Jawad has been illegally detained for more than six and a half years. Worse still – the United States tortured a child. And for what? Jawad could offer no actionable intelligence. The government can’t even prove he committed a crime. His detention has cost the American taxpayer hundreds of thousands of dollars. It is a lose-lose scenario emblematic of the dark side approach promoted by Dick Cheney.

Bryant Neal Vinas, alias Bashir al-Ameriki, a twenty-six year old Hispanic man from Long Island, converted to Islam in 2004 and travelled to Pakistan to make contact with Al Qaeda in late 2007 or early 2008.

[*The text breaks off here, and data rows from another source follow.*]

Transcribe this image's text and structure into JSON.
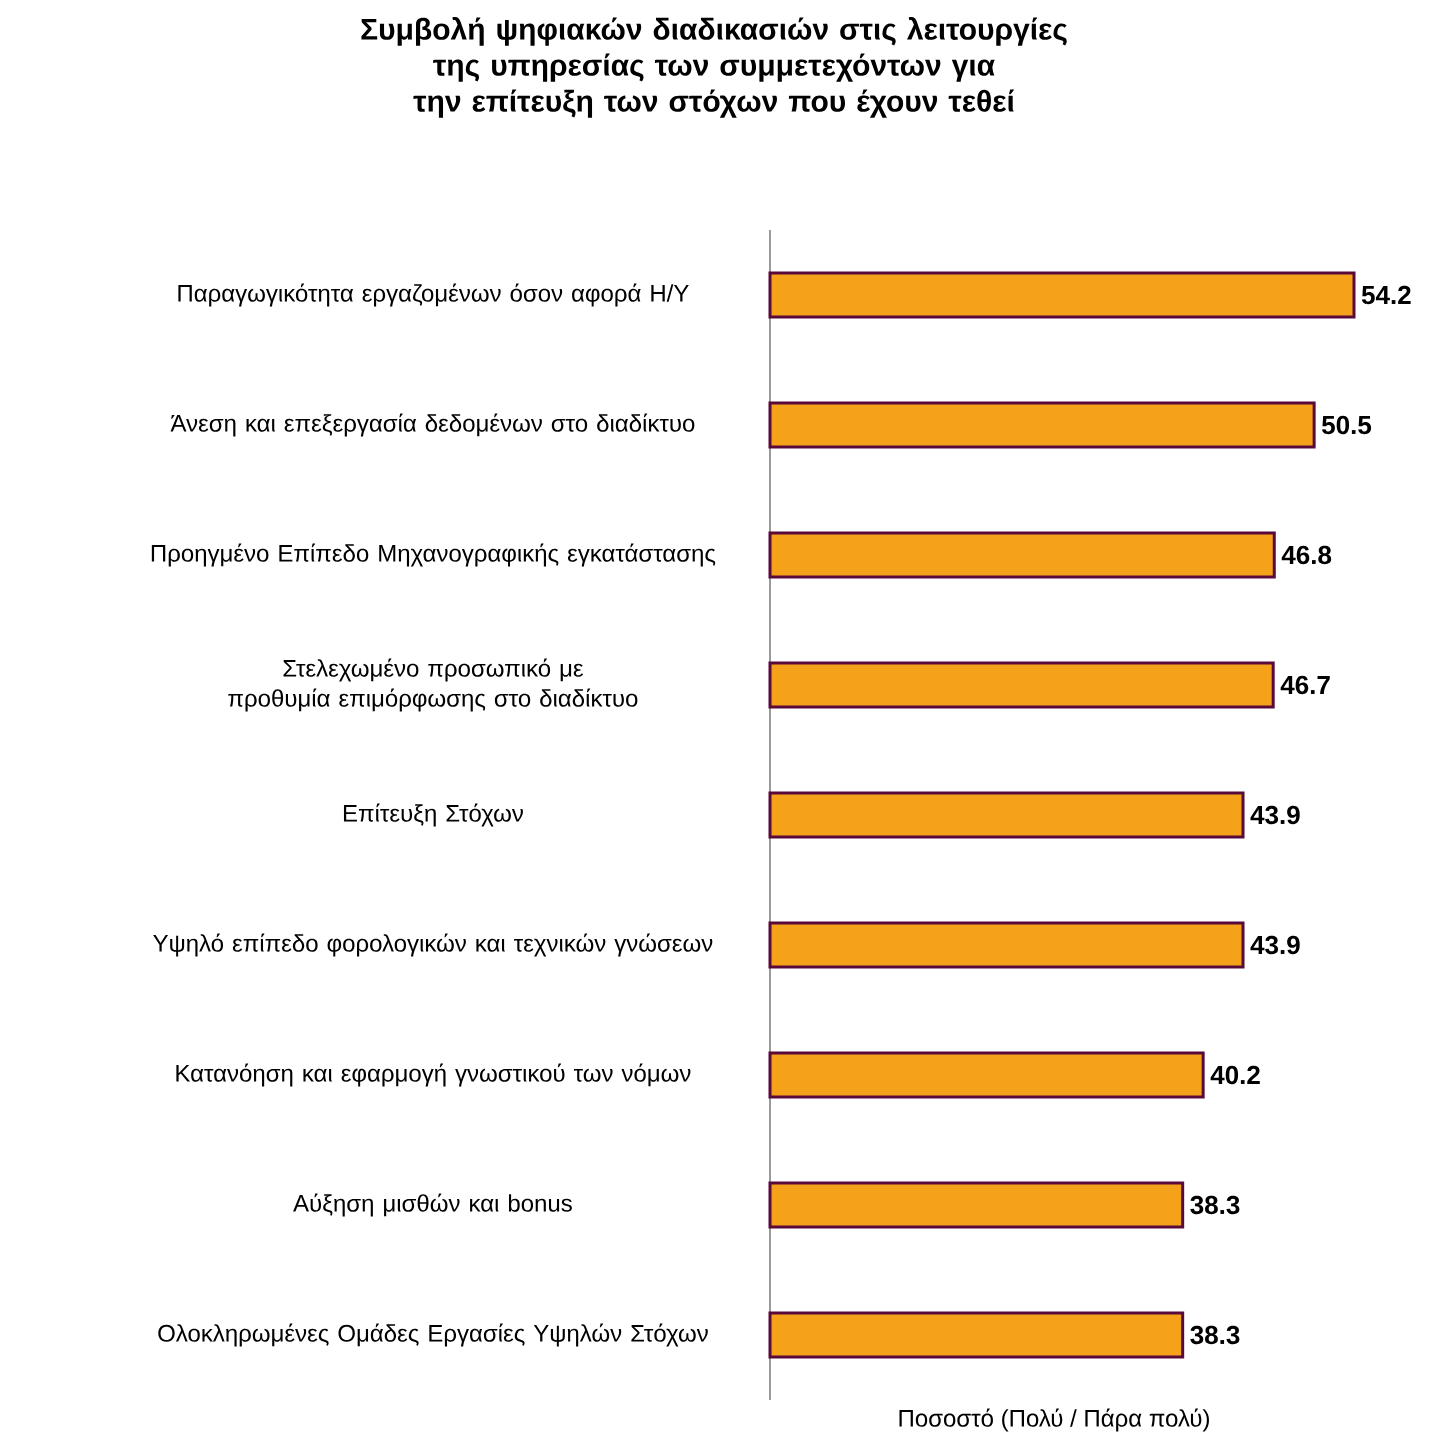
{
  "chart_data": {
    "type": "bar",
    "orientation": "horizontal",
    "title": "Συμβολή ψηφιακών διαδικασιών στις λειτουργίες της υπηρεσίας των συμμετεχόντων για την επίτευξη των στόχων που έχουν τεθεί",
    "xlabel": "Ποσοστό (Πολύ / Πάρα πολύ)",
    "categories": [
      "Παραγωγικότητα εργαζομένων όσον αφορά Η/Υ",
      "Άνεση και επεξεργασία δεδομένων στο διαδίκτυο",
      "Προηγμένο Επίπεδο Μηχανογραφικής εγκατάστασης",
      "Στελεχωμένο προσωπικό με προθυμία επιμόρφωσης στο διαδίκτυο",
      "Επίτευξη Στόχων",
      "Υψηλό επίπεδο φορολογικών και τεχνικών γνώσεων",
      "Κατανόηση  και εφαρμογή γνωστικού των νόμων",
      "Αύξηση μισθών και bonus",
      "Ολοκληρωμένες Ομάδες Εργασίες Υψηλών Στόχων"
    ],
    "values": [
      54.2,
      50.5,
      46.8,
      46.7,
      43.9,
      43.9,
      40.2,
      38.3,
      38.3
    ],
    "color": "#f5a21a",
    "data_labels": true
  }
}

Vinas received weapons training from Al Qaeda with a particular concentration on explosives. In September 2008, he took part in a rocket attack on a US military base in Afghanistan.

Vinas even agreed to undertake a suicide bombing, although his handlers let him off the hook. He was, in short, a terrorist who engaged in hostile acts against the United States.

In November 2008, he was arrested in Peshwar by the Pakistani authorities. Because Vinas was an American citizen he was not shipped to Guantanamo or Bagram but instead treated like an ordinary criminal and transferred to the custody of the FBI.

Vinas’ case was handled entirely within the American criminal justice system. He was interviewed by FBI investigators within the constraints of domestic US law and with all the protections that the US constitution affords US citizens.

Operating within these constraints experienced FBI agents were able to persuade Vinas to cooperate with the US authorities and provide valuable and timely intelligence regarding potential terrorist plot.

Federal prosecutors were able to build a strong case against Vinas successfully charging him with conspiracy to murder U.S. citizens, providing information to a terrorist organization, and receiving “military-type training” from a Al-Qaeda.

Vinas eventually pled guilty to these charges. He has agreed to appear as a key witness in a number of other terrorist trials and is currently a protected witness in the federal witness protection program living inside the United States.

What a contrast exists between these two cases – one effectively and efficiently handled within the law and the other, a Kafkaesque nightmare in which a minor has been abused and incarcerated for more than six years to no purpose whatsoever.

These two cases could not make it any plainer. Our criminal justice system not only can handle complex terrorism cases, it actually does a substantially better job of it than the cack-handed shadow warriors unleashed by the Bush administration.

The real tragedy is that this lesson seems to be lost on the Obama White House. Jeh Johnson’s admission before Congress that the administration may consider detaining individuals acquitted by the Military Commissions seems to set the stage for further miscarriages of justice and for yet further damage to America’s battered international reputation.

We don’t need to keep going down this path. There is a better way. We know how to do this smarter and we know how do this right. Just ask Bryant Vinas.